Other men associated with the broader manosphere have been implicated in an array of killings in recent years. In 2014, Elliot Rodger killed six people and wounded 14 more in a mass shooting at University of California, Santa Barbara. Rodger, a 22-year-old who had tried and failed to attract women using “pickup artist” techniques, described himself as an “incel” and wrote a long manifesto detailing his desire to kill women as retribution.

In 2018, a Toronto man allegedly drove a van into a crowd, killing 10 and wounding 16 more. Shortly before the attack, he wrote a Facebook post praising Rodger and identifying as an incel. Later that year, another man who’d uploaded videos praising Rodger went on a shooting spree in a Florida yoga studio, killing two women and wounding more.

The AVFM post disavowing Den Hollander also sought to discredit the idea that some of those slayings were connected to the men’s rights movement.
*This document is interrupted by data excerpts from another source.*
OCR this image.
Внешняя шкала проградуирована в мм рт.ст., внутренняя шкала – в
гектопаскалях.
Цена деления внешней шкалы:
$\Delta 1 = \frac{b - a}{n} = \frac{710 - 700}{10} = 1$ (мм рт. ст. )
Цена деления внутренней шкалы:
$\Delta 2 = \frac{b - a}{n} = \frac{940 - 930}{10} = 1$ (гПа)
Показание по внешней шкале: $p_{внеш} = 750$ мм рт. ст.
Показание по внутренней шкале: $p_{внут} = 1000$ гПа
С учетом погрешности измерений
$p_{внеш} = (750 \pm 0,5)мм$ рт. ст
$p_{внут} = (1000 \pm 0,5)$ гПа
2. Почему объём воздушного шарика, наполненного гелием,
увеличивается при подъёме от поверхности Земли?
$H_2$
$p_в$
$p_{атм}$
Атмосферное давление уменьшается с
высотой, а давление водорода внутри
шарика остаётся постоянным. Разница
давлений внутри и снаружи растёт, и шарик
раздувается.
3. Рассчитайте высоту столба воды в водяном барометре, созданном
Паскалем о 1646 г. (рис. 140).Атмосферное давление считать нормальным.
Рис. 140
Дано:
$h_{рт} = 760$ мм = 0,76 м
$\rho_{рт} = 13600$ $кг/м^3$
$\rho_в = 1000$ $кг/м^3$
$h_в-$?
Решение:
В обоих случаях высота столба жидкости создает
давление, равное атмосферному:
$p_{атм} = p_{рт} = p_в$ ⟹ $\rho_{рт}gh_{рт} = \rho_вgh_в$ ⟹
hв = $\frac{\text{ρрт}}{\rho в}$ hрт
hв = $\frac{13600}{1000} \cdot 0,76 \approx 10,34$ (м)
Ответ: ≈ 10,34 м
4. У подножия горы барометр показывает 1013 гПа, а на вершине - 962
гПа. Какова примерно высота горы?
Different segments of the manosphere offered their own spins on Den Hollander’s alleged killings—many of them conspiratorial. Comments on Elam’s video suggested Den Hollander had been used in a plot to besmirch their kind. Some of this set noted that Den Hollander was only accused of harming men, grounds for suspicion in the men’s movement. 

“Even somebody who’s off their rocker who’s a men’s rights activist is not going to shoot a boy,” Tom Golden, an MRA, said in the video conversation with Elam. “They’re not going to shoot a girl, either, but something’s funky here.” 

It was also suggested that the pattern of the killings somehow ruled out misogyny.

“What drives conspiracy theories is a feeling of helplessness and paranoia,” DeCook said. “For a lot of men in these movements, the conspiracy theory is that feminism is the reason they and other men are downtrodden in life. That’s a big conspiracy theory: that feminism is explicitly meant to demean, disempower, and humiliate men so that women can become the dominant gender.”

She added that the conspiracy theory takes an even grimmer turn in some racist circles, with anti-Semites claiming feminism is a Jewish plot to hurt men. Members of the incel community, which frequently intersects with overt white supremacy, parroted that conspiracy theory, accusing Jewish people of framing Den Hollander for murder to make men look bad.

Many of Den Hollander’s own writings were rich with conspiratorial thinking. In one passage, he appeared to acknowledge his own capacity for paranoia and anger.

“All my life I saw other people, even strangers in the street, as potential enemies with whom conflict seemed more likely than cooperation,” he wrote. “I understood that, except for my few friends, I didn’t like people because they scared me; and when someone is afraid, he hates others for causing him the humiliation and himself for allowing it.”

Then he blamed his mother for the way he turned out.